Personally, I love doing concept work. That time when you take the core of an idea, explore it, bring it to life, verify that it works, and either nurture it or mercifully pull the plug and let it fizzle into oblivion. The work isn’t easy, in fact if you’re doing it right, starting broad and verifying each concept with real people it’s a hard slog. It takes time, it’s full of risk, but it is most certainly worth it. How else do you differentiate? How do you make something better, unique, and desirable for your customers? Importantly, how do you do it all before you actually throw down the cash and build it? There’s no other way really.
Prototypes mean less wireframes in documents, less verbiage in requirements specifications, less meetings to clarify it all and more time to go get a beer on a Friday afternoon.
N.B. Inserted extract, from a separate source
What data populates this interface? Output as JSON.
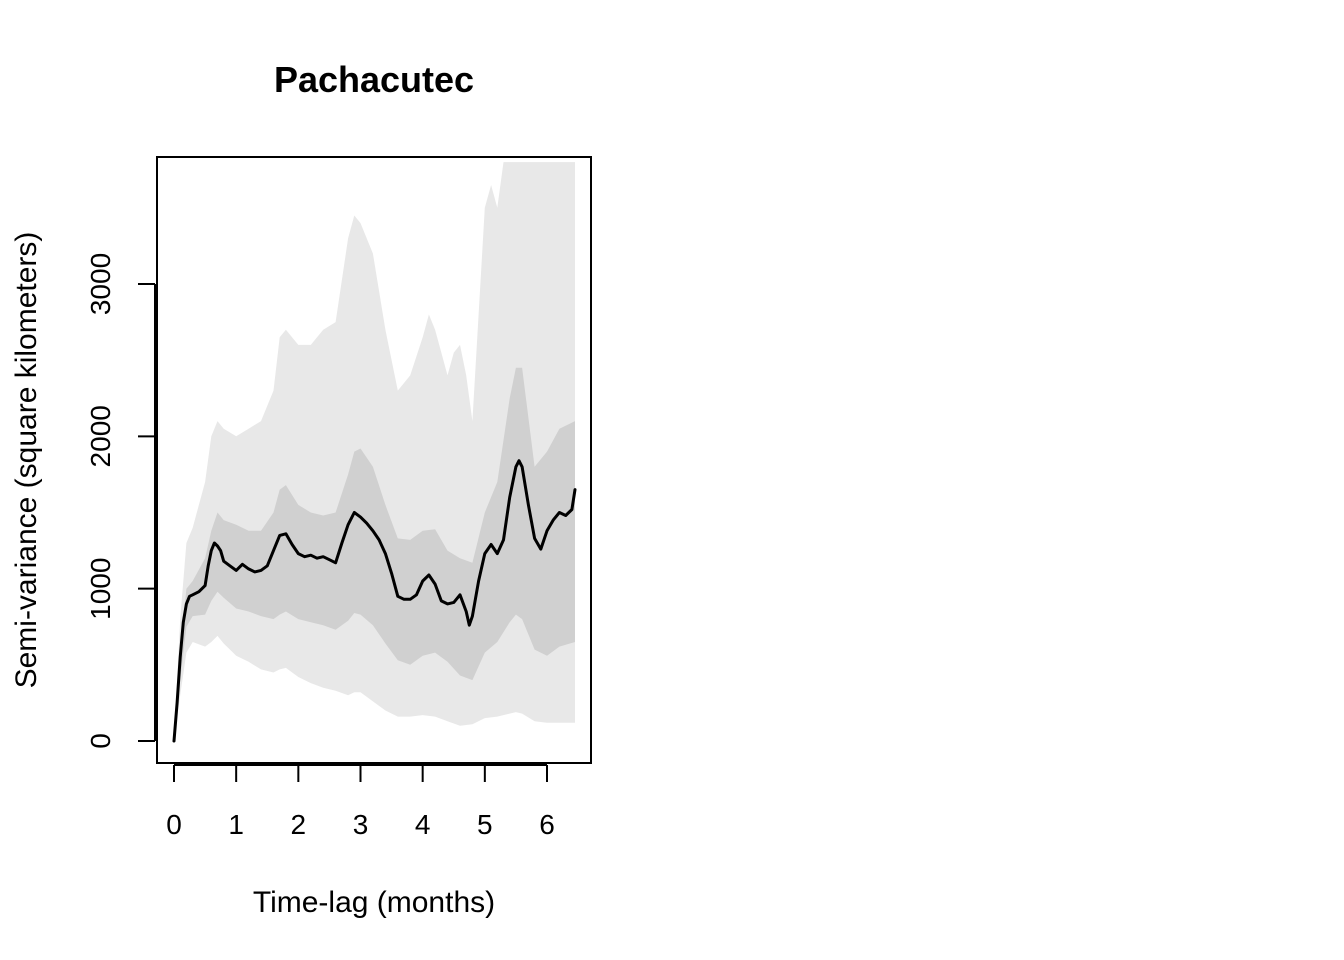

Arguably, wireframes (and every other bit of documentation) have their place in the process, but it’s not until the ‘thing’ starts to come to life that customers, people on the project and stakeholders truly understand what it’s all about. I’m sure there are people you love and care about that are wireframe experts, but is that bundle of paper they sweat over and push across the table to you really an articulation of the experience, or just an articulation of how hard they’ve worked for a couple of months? And when you read that weighty tome, do you immediately get how the transitions will flow, how the visual design is impacting the information design, how the panel slides out from… er, which page was that on? Well, maybe you do and that’s great; but then, how do you present that set of wireframes to your customers for testing? Perhaps with a prototype?
Where am I going with this? Nowhere everyone hasn’t been before, except to say maybe we could be keeping the process simpler, and take advantage of all of those prototyping tools out there now that make building something almost as easy as talking about it. How about not even making it a process and just having the framework to create verified, readily shared and understood concepts…
- Get insights. You need to have an ongoing program of research to deliver insights for new products, and to refine the ones you already have; just don’t go overboard with it.
- Prototype. Use the insights to drive design and explore alternatives, lots of alternatives. Think ‘many, many’ like Apple, but do it your way.
- Verify what you’ve got. Test everything, explore it with customers, make sure they can use it, want it, and don’t already have it.
- Decide. Make a decision on what you’re going to do with the concepts, and move on.